Dua pekan ini (tiap sabtu), saya disibukkan dengan recruitment guru di SD Muhammadiyah Plus Mojokerto… Cukup rumit ternyata mengelola lembaga pendidikan…Benar apa yang dikatakan pak Eko Indrajit dari Aptikom yang mengatakan bahwa lembaga yang paling kompleks adalah Perguruan Tinggi (nomor dua setelah Rumah Sakit)… Sehingga, kalo seseorang sukses memimpin di suatu lembaga Perguruan Tinggi, maka dia tentu akan sukses jika memimpin suatu perusahaan.
lah… apa hubungannya dengan recruitment guru? Gak nyambung yach??? Kayaqnya hampir semua lembaga pendidikan punya sistem yang sama deh… Kali ini saya bener-bener bingung… dari tahap pertama seleksi yaitu tes tulis, dilanjutkan tes team work, kemudian tes komputer, tes wawancara (tahap I), dan terakhir tes microteaching (tahap II)… belum ada satupun yang memenuhi harapan saya (dan tim penyeleksi tentunya
)… Yang membuat saya heran dan sedih.. dari sekian pelamar (49 orang)… kemudian terseleksi ke tes tahap I sebanyak 21 orang dan ke tahap II sebanyak 7 orang… yang semuanya adalah lulusan S1 dari perguruan tinggi yang namanya sudah tidak diragukan lagi, ternyata tidak bisa dijadikan patokan sebagai jaminan kualitas seorang guru SD… dengan kata laen, value yang saya harapkan dari pelamar lulusan S1, belum memenuhi harapan saya… apa yang bisa saya lakukan sekarang??… Ya… rasa-rasanya ini juga adalah tanggung jawab saya sebagai dosen untuk mencetak value sesuai harapan pasar… (eh..iya tohhhh baru nyadar juga neh sekarang
) ya.. itulah kalo seorang AMI bertindak sebagai produsen sekaligus user dari lulusan S1…
Produsen dan User
May 31, 2008 by ami fauzijah



pertama komen ah…
mbaca carita ini,
sayah cuma berdoah semoga sayah termasuk produk jadi yang sesuai keinginan pasar (bukan pasar ikan loh) hehe..
amin….amin.. eh salah…. A-plus dink…
itu mungkin dikarenakan pas ada pelatihan softskill di kampus mahasiswa tersebut tidak mengikuti sampai akhir bu..(termasuk saya,hihihi)
Jadi inget sosok bu muslimah yang ada di novel laskar pelagi
(Sudah baca belum bu? Bagus lo bu). Semestinya guru SD di negeri kita tu punya mental pendidik seperti Bu Mus. Sabar……..Motivator ……ehhhmmmm pa lagi ya (duh baca aja bu’, pasti ibu tahu yang saya maksudkan)
Jadi inget sosok bu muslimah yang ada di novel laskar pelagi
(Sudah baca belum bu? Bagus lo bu). Semestinya guru SD di negeri kita tu punya mental pendidik seperti Bu Mus. Sabar……..Motivator ……ehhhmmmm pa lagi ya (duh baca aja bu’, pasti ibu tahu yang saya maksudkan). Padahal Bu Muslimah cuma lulusan SPG lo bu (Setara SMP). Tapi pengabdiannya pada dunia pendidikan luar biasa.
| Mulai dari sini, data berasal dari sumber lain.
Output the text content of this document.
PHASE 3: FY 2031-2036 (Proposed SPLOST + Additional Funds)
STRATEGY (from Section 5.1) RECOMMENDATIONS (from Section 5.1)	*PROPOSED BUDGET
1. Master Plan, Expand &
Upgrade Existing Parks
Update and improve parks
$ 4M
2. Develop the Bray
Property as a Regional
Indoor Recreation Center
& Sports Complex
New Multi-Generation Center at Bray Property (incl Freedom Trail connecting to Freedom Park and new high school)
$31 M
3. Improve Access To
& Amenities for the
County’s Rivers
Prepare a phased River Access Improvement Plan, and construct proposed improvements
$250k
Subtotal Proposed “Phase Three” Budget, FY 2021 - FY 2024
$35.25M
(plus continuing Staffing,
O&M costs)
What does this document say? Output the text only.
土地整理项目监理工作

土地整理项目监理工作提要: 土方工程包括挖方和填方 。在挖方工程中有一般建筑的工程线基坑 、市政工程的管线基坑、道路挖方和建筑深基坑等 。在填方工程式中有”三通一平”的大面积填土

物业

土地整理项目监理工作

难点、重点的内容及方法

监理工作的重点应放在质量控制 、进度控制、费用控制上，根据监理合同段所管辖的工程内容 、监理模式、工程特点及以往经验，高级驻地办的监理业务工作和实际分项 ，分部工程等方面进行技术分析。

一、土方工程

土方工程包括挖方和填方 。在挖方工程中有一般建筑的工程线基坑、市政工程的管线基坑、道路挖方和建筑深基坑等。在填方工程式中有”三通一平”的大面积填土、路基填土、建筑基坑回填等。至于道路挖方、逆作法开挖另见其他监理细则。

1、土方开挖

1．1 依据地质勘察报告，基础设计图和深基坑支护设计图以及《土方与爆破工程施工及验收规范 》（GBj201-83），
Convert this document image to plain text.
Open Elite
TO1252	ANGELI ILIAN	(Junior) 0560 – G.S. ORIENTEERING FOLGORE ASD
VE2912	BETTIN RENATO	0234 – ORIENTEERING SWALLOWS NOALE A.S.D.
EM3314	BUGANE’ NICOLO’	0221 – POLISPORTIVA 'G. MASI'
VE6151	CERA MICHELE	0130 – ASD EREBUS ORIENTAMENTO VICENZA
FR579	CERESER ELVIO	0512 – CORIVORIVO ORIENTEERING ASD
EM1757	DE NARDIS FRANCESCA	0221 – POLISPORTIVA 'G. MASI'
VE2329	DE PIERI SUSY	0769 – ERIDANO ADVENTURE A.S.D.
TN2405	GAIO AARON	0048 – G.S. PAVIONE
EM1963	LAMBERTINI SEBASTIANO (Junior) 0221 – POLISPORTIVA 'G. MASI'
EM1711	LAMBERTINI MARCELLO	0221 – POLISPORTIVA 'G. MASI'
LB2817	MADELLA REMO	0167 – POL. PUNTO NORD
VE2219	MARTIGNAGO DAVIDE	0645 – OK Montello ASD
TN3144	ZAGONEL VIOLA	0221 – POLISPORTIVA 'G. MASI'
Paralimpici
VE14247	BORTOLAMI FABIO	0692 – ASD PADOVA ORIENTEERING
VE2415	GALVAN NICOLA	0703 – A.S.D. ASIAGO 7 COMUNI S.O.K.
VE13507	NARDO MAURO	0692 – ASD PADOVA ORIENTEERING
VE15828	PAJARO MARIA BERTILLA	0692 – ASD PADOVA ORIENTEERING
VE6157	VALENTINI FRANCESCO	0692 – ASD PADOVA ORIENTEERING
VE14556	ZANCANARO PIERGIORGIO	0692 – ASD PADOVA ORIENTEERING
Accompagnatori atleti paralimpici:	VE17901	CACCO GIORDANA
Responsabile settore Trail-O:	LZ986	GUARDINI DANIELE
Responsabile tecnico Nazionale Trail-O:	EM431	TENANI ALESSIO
Yah, mungkin ekspektasi kita ngeliat jebolan jogja. Tapi apa pengaruh ya jebolan kuliah dari mana mempengaruhi profesionalisme. Ini kalo dijadikan penelitian ya lumayan kompleks. saya ketemu calon guru yang ada tidak begitu maksimal juga. tetapi saya berusaha menyadari mereka butuh kesempatan untuk menjadi lebih baik. Setuju? See you on this Saturday.